The Guardian, a mainstream media outlet, does an article about a scientific paper. A forum thread is started about the article on Slashdot, the extremely popular forum of serious computer geeks. The participants of Slashdot post scathing reviews. Read the comment, they tear the article apart. But more interesting, the actual co-author of the paper posts a comment.
His paper is about computer technology and it gets mentioned on a forum about computer technology and the co-author happens to be a member of that forum. But this is not some formal university affiliated journal, this is an informal online forum. Anyone can join and post.

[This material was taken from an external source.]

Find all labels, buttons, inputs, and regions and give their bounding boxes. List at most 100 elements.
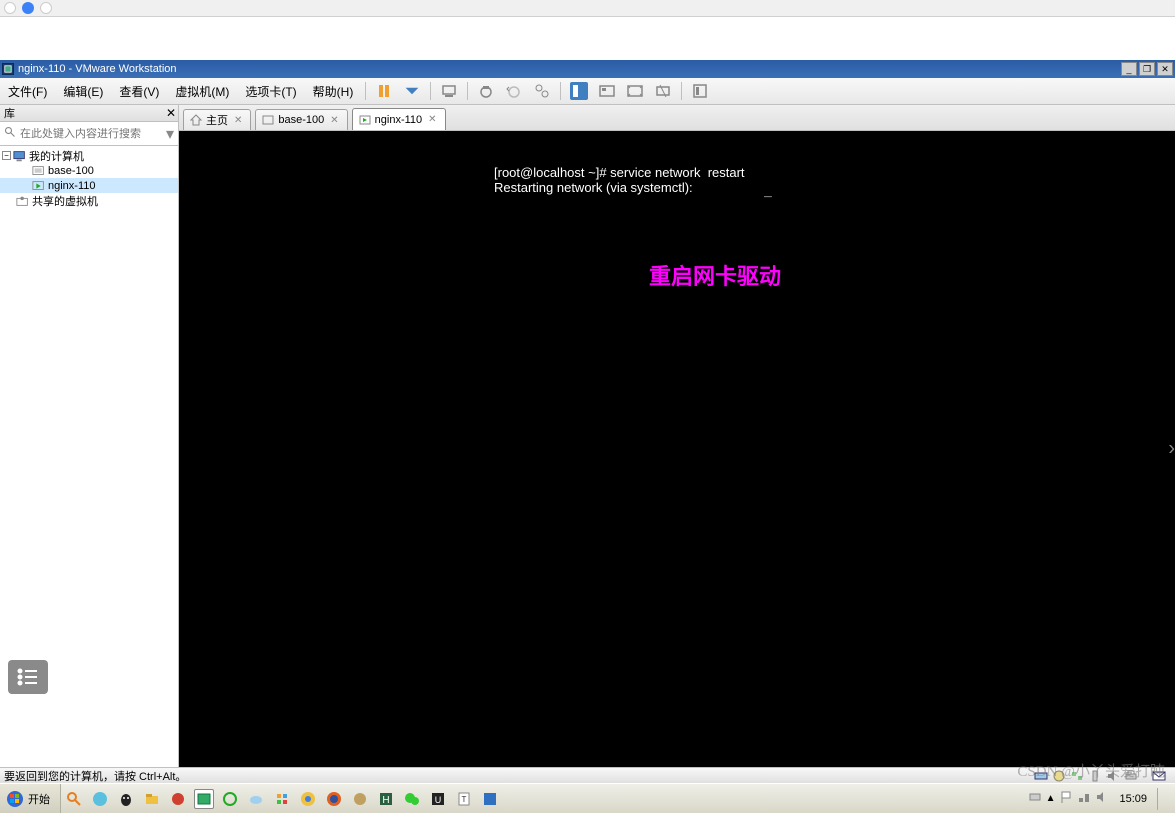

As the co-author of the paper, Andrew Martens says in a comment on Slashdot, “The Guardian article is rather misleading and inaccurate”. In the old world top down system the truth would not get very far. If pressured the professional gatekeepers might decide to print a redaction on some back page but in the new highly distributed peer-to-peer world that truth and many others are almost instantly spread to everyone who is interested.
The participants on Slashdot criticized the significance of the research. In his comment, Andrew Marten defends his works saying, “I’m more excited about the proof-of-concept: we can encode a mathematical problem by using a molecule, hand it to a living organism, and get a correct output.”
Oddly enough that is basically what happened with Slashdot. The problem of analyzing a complex issue in encoded and its handed to living organisms that get the correct output. The benefits of bacterial computers is hyper parallel processing. The communications technology of the Internet has allowed humans to freely merge their thinking capabilities to very quickly find the solutions to problems.
This is serious peer review and more, its collaboration.